A new trial date of 4 October 2022 has been set – a delay which is undoubtedly a disappointment to both the complainant and defendant, who will almost certainly be wanting to move forward with their lives. It is hoped the situation will subside by then without further incidents giving rise to the potential of an unfair trial.
ACT Chief Justice Lucy McCallum said she delayed the case “regrettably and with gritted teeth” and that ” somewhere in this debate, the distinction between an untested allegation and the fact of guilt has been lost”.
Contempt of court in New South Wales
A contempt of court is an act that has the tendency to interfere with or undermine the authority, performance, or dignity of the court or those who participate in court proceedings.
The following conduct has been found to meet the legal test for contempt:
- Protracted swearing and yelling at a magistrate,
- Filming witnesses in an attempt to intimidate them,
- Evading questions in court or refusing to answer them,
- Refusing to take an oath or affirmation in court,
- Refusing to leave the courtroom after being directed to do so, and
- Disobeying court orders such as subpoenas to attend court or to produce evidence, or not to comment publicly about a case.
For a person to be found guilty of contempt of, the prosecution must establish each of the following ‘elements’ (or ingredients) of the offence beyond a reasonable doubt:
- The defendant engaged in conduct that had the tendency to interfere with or undermine the authority, performance or dignity of the court or those who participate in court proceedings, and
- The defendant intended to do the act.
The prosecution will fail if it cannot prove each of these elements to the required standard.
It is important to note, however, that the prosecution is not required to prove that the defendant intended to actually interfere with the administration of justice – just that he or she intended to do an act which, viewed by a reasonable person, had the tendency to do so.
In addition to the requirement to prove each element of the offence, the prosecution must also disprove any of the following defences if properly raised:
- Duress, which is where you were threatened or coerced,
- Necessity, where the act was necessary to avert danger, and
- Self-defence, where you engaged in the act to defend yourself or another
It must disprove any such defences beyond all reasonable doubt.
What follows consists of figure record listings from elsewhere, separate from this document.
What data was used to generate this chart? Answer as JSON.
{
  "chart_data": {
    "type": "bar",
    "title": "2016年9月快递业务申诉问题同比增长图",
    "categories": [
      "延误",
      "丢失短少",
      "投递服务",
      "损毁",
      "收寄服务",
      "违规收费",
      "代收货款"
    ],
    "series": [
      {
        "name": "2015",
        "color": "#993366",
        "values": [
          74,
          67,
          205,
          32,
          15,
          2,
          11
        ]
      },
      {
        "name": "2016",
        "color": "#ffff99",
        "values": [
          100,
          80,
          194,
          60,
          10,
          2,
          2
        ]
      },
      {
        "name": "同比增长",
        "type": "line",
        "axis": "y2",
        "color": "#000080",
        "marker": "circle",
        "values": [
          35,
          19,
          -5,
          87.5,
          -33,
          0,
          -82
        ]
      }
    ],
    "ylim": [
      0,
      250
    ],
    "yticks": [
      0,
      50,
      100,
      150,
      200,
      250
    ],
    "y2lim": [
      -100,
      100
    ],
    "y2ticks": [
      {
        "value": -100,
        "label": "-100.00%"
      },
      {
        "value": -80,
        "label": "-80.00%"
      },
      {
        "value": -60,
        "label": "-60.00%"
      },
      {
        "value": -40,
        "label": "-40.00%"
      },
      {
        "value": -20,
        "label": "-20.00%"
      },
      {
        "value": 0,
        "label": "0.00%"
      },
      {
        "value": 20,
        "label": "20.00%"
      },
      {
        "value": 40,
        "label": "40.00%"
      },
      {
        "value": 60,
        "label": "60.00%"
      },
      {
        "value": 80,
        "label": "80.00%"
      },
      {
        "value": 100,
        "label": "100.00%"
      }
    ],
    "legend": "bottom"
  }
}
Defending contempt of court charges
Before you can be found guilty of contempt of court, the prosecution must prove beyond a reasonable doubt that:
- You engaged in conduct that had the tendency to interfere with or undermine the authority, performance, or dignity of the court or those who participate in court proceedings, and
- You intended to do that act.
There are a number of ways to defend contempt of court charges, including raising the fact that:
- The prosecution cannot prove you engaged in the alleged conduct,
- The prosecution cannot prove that conduct had the tendency to interfere with or undermine the authority, performance, or dignity of the court or those who participate in court proceedings,
- The prosecution cannot prove you intended to do the act, rather than did it by reason of recklessness or mistake, or
- You have a valid legal defence which the prosecution cannot disprove beyond a reasonable doubt.
If any of these matters prevail, you must be found not guilty of the offence.